The question that will likely go to voters concerns a change in the city’s property tax mill levy to stabilize revenue in the event of a change to the residential assessment rate due to the Gallagher Amendment. It would be in addition to the state ballot initiative that will allow all Colorado voters to decide whether they want to make a major change in the state’s approach to taxes by repealing the Gallagher Amendment.

If approved by voters, the Gallagher repeal would keep residential property tax rates from dropping in future years, saving schools, local governments and the state from taking huge financial hits as a result of the coronavirus-induced recession, according to the Denver Post.

In a June 16 study session, Broomfield Assessor Sandy Herbison went through potential scenarios to consider when looking to stabilize the city and county’s revenue.

For Broomfield to maintain the same level of revenue if the residential assessment rate declines because of Gallagher, and under the The Taxpayer Bill of Rights (or TABOR), Broomfield must ask voters to authorize the local government to make future mill levy changes without a vote of the people.

A mill levy is a tax rate that is applied to the assessed value of a property.
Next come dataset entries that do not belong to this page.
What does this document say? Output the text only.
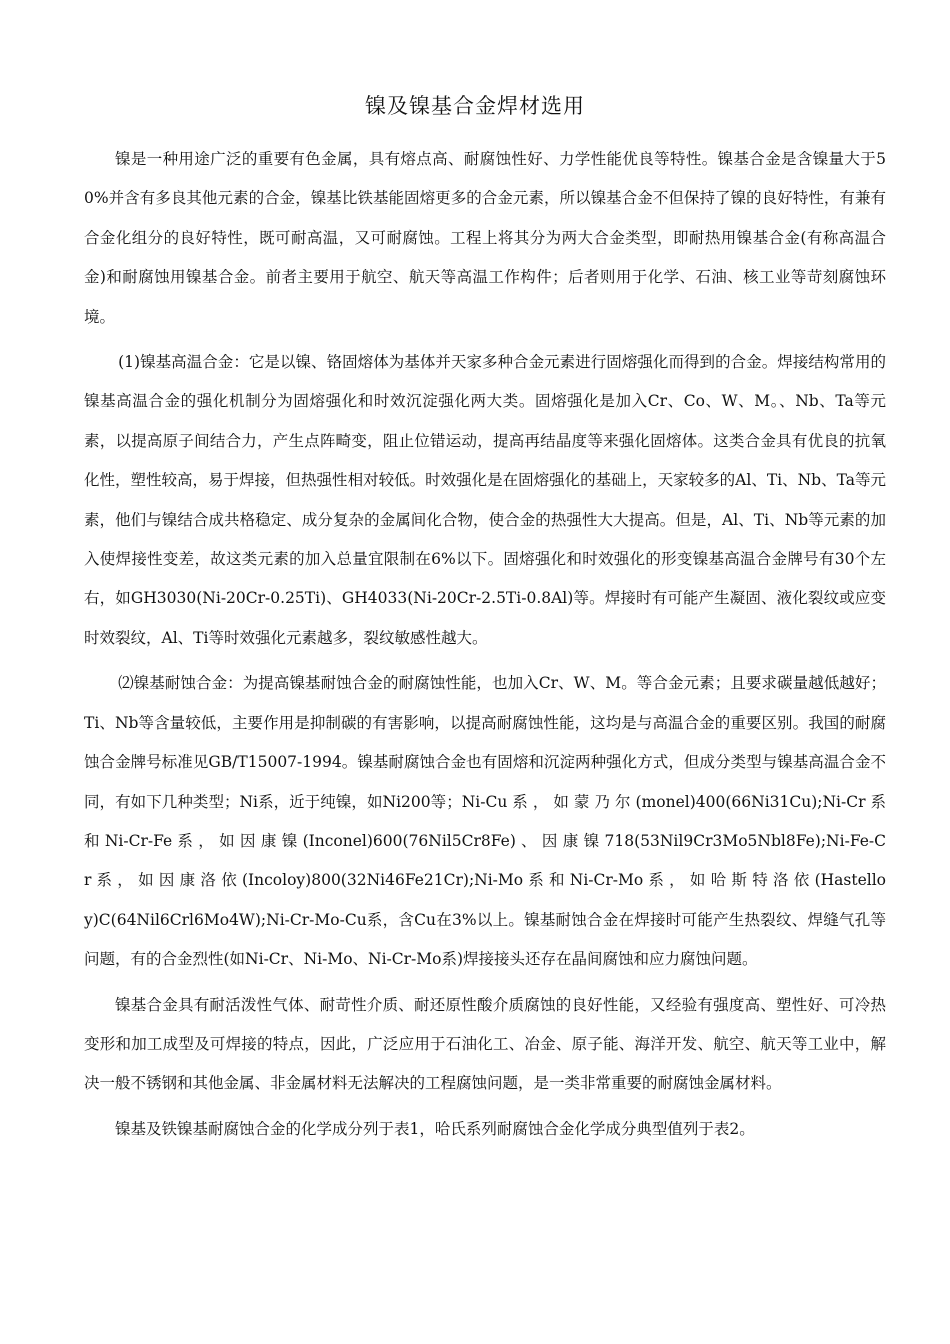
镍及镍基合金焊材选用

镍是一种用途广泛的重要有色金属，具有熔点高、耐腐蚀性好、力学性能优良等特性。镍基合金是含镍量大于50%并含有多良其他元素的合金，镍基比铁基能固熔更多的合金元素，所以镍基合金不但保持了镍的良好特性，有兼有合金化组分的良好特性，既可耐高温，又可耐腐蚀。工程上将其分为两大合金类型，即耐热用镍基合金(有称高温合金)和耐腐蚀用镍基合金。前者主要用于航空、航天等高温工作构件；后者则用于化学、石油、核工业等苛刻腐蚀环境。

(1)镍基高温合金：它是以镍、铬固熔体为基体并天家多种合金元素进行固熔强化而得到的合金。焊接结构常用的镍基高温合金的强化机制分为固熔强化和时效沉淀强化两大类。固熔强化是加入Cr、Co、W、M。、Nb、Ta等元素，以提高原子间结合力，产生点阵畸变，阻止位错运动，提高再结晶度等来强化固熔体。这类合金具有优良的抗氧化性，塑性较高，易于焊接，但热强性相对较低。时效强化是在固熔强化的基础上，天家较多的Al、Ti、Nb、Ta等元素，他们与镍结合成共格稳定、成分复杂的金属间化合物，使合金的热强性大大提高。但是，Al、Ti、Nb等元素的加入使焊接性变差，故这类元素的加入总量宜限制在6%以下。固熔强化和时效强化的形变镍基高温合金牌号有30个左右，如GH3030(Ni-20Cr-0.25Ti)、GH4033(Ni-20Cr-2.5Ti-0.8Al)等。焊接时有可能产生凝固、液化裂纹或应变时效裂纹，Al、Ti等时效强化元素越多，裂纹敏感性越大。

⑵镍基耐蚀合金：为提高镍基耐蚀合金的耐腐蚀性能，也加入Cr、W、M。等合金元素；且要求碳量越低越好；Ti、Nb等含量较低，主要作用是抑制碳的有害影响，以提高耐腐蚀性能，这均是与高温合金的重要区别。我国的耐腐蚀合金牌号标准见GB/T15007-1994。镍基耐腐蚀合金也有固熔和沉淀两种强化方式，但成分类型与镍基高温合金不同，有如下几种类型；Ni系，近于纯镍，如Ni200等；Ni-Cu 系 ， 如 蒙 乃 尔 (monel)400(66Ni31Cu);Ni-Cr 系 和 Ni-Cr-Fe 系 ， 如 因 康 镍 (Inconel)600(76Nil5Cr8Fe) 、 因 康 镍 718(53Nil9Cr3Mo5Nbl8Fe);Ni-Fe-Cr 系 ， 如 因 康 洛 依 (Incoloy)800(32Ni46Fe21Cr);Ni-Mo 系 和 Ni-Cr-Mo 系 ， 如 哈 斯 特 洛 依 (Hastelloy)C(64Nil6Crl6Mo4W);Ni-Cr-Mo-Cu系，含Cu在3%以上。镍基耐蚀合金在焊接时可能产生热裂纹、焊缝气孔等问题，有的合金烈性(如Ni-Cr、Ni-Mo、Ni-Cr-Mo系)焊接接头还存在晶间腐蚀和应力腐蚀问题。

镍基合金具有耐活泼性气体、耐苛性介质、耐还原性酸介质腐蚀的良好性能，又经验有强度高、塑性好、可冷热变形和加工成型及可焊接的特点，因此，广泛应用于石油化工、冶金、原子能、海洋开发、航空、航天等工业中，解决一般不锈钢和其他金属、非金属材料无法解决的工程腐蚀问题，是一类非常重要的耐腐蚀金属材料。

镍基及铁镍基耐腐蚀合金的化学成分列于表1，哈氏系列耐腐蚀合金化学成分典型值列于表2。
The Gallagher Amendment was adopted in 1982 and requires 45% of the total amount of state property tax come from residential property and 55% from commercial property. The Colorado Constitution sets the commercial assessment rate at 29%, with the residential assessment rate fluctuating annually to maintain that 45/55 ratio.
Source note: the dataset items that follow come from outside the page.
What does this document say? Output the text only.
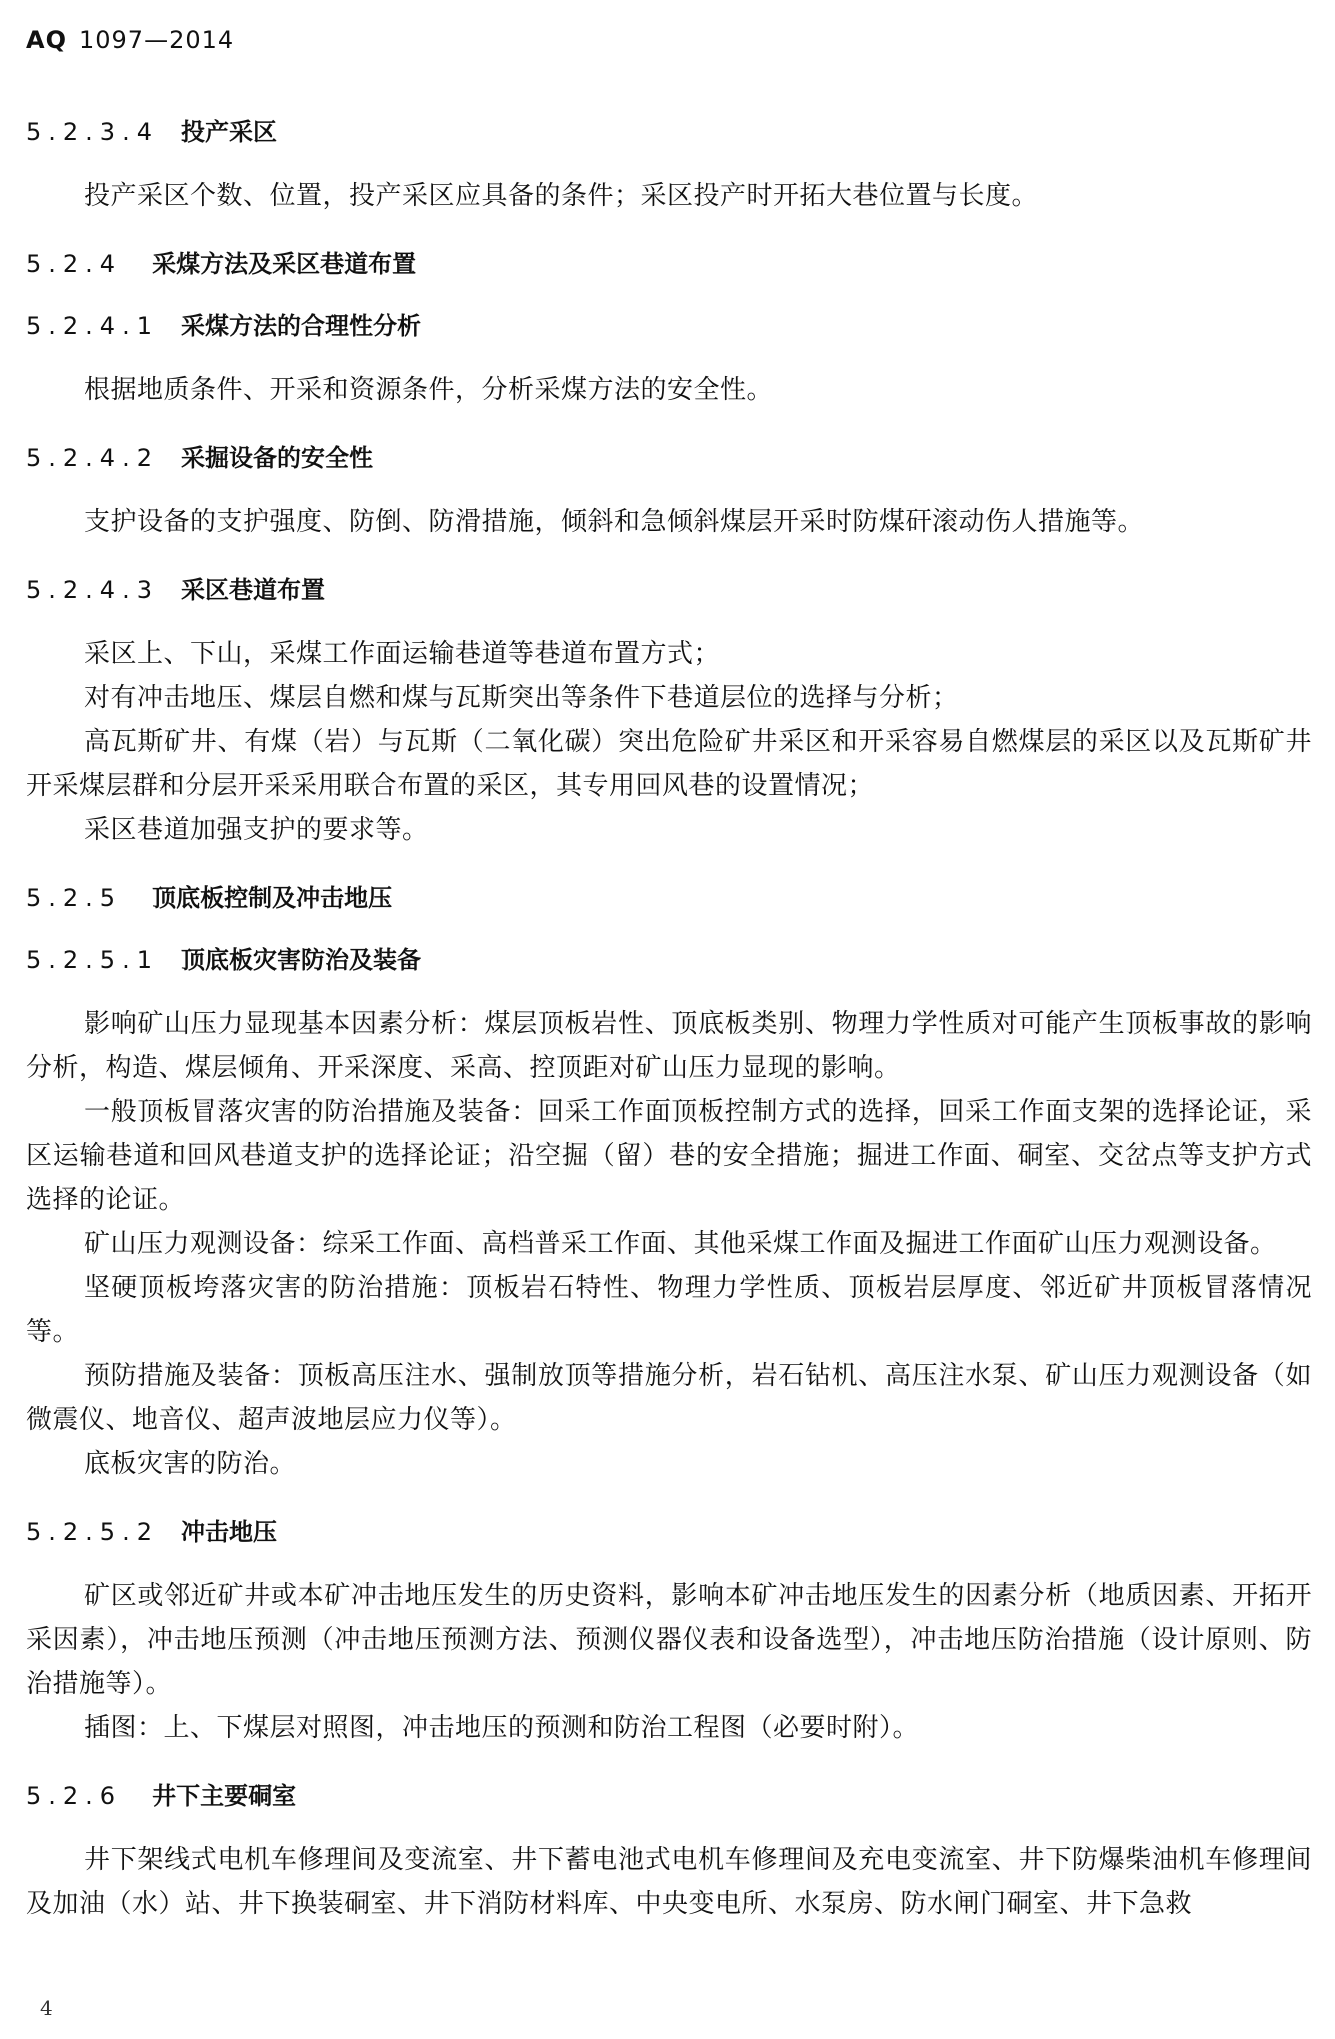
AQ 1097—2014
5.2.3.4 投产采区
投产采区个数、位置，投产采区应具备的条件；采区投产时开拓大巷位置与长度。
5.2.4 采煤方法及采区巷道布置
5.2.4.1 采煤方法的合理性分析
根据地质条件、开采和资源条件，分析采煤方法的安全性。
5.2.4.2 采掘设备的安全性
支护设备的支护强度、防倒、防滑措施，倾斜和急倾斜煤层开采时防煤矸滚动伤人措施等。
5.2.4.3 采区巷道布置
采区上、下山，采煤工作面运输巷道等巷道布置方式；
对有冲击地压、煤层自燃和煤与瓦斯突出等条件下巷道层位的选择与分析；
高瓦斯矿井、有煤（岩）与瓦斯（二氧化碳）突出危险矿井采区和开采容易自燃煤层的采区以及瓦斯矿井开采煤层群和分层开采采用联合布置的采区，其专用回风巷的设置情况；
采区巷道加强支护的要求等。
5.2.5 顶底板控制及冲击地压
5.2.5.1 顶底板灾害防治及装备
影响矿山压力显现基本因素分析：煤层顶板岩性、顶底板类别、物理力学性质对可能产生顶板事故的影响分析，构造、煤层倾角、开采深度、采高、控顶距对矿山压力显现的影响。
一般顶板冒落灾害的防治措施及装备：回采工作面顶板控制方式的选择，回采工作面支架的选择论证，采区运输巷道和回风巷道支护的选择论证；沿空掘（留）巷的安全措施；掘进工作面、硐室、交岔点等支护方式选择的论证。
矿山压力观测设备：综采工作面、高档普采工作面、其他采煤工作面及掘进工作面矿山压力观测设备。
坚硬顶板垮落灾害的防治措施：顶板岩石特性、物理力学性质、顶板岩层厚度、邻近矿井顶板冒落情况等。
预防措施及装备：顶板高压注水、强制放顶等措施分析，岩石钻机、高压注水泵、矿山压力观测设备（如微震仪、地音仪、超声波地层应力仪等）。
底板灾害的防治。
5.2.5.2 冲击地压
矿区或邻近矿井或本矿冲击地压发生的历史资料，影响本矿冲击地压发生的因素分析（地质因素、开拓开采因素），冲击地压预测（冲击地压预测方法、预测仪器仪表和设备选型），冲击地压防治措施（设计原则、防治措施等）。
插图：上、下煤层对照图，冲击地压的预测和防治工程图（必要时附）。
5.2.6 井下主要硐室
井下架线式电机车修理间及变流室、井下蓄电池式电机车修理间及充电变流室、井下防爆柴油机车修理间及加油（水）站、井下换装硐室、井下消防材料库、中央变电所、水泵房、防水闸门硐室、井下急救
4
The Colorado Legislature determines whether the residential assessment rate changes every other year on the odd year. Although the residential assessment rate can fluctuate, the residential rate has only gone down since 1982. It started at 21% and currently is 7.15%.

Residential property accounts for 75% of the state’s total property value, yet only pays 45% of the tax value because of Gallagher, according to the state. In Broomfield, residential property accounts for 80% of the total property value, and the assessed value is 50% of the total assessed value.

If council took no action, the residential property tax assessment rate is reduced because of Gallagher, and the city could see a loss of revenue despite an increase in residential property values, according to a June 16 council memo. Cost savings measures and service cuts may be necessary in order to balance the Broomfield budget.

Officials looked at data that showed the current residential assessment rate of 7.15% dropping to 5.88%, which was the estimated rate based on assumptions made by State Property Tax Administrator Joanne Groff.

According to a graphic created by city staff, Broomfield could lose about $4 million in revenue. Herbison said that projection is based on assumptions by Groff, who was asked by the Joint Budget Committee to give legislators an estimate of the residential assessment rate in 2021.

Groff estimated the rate would drop down to 5.88%, resulting in the millions in revenue lost, if three things happened: oil and gas drops 36% in assessed value; commercial drops 10% in assessed value and residential increases 10% in assessed value.

It is impossible to predict what will happen, Herbison said, but the 5.88% was based on all three of those things occurring.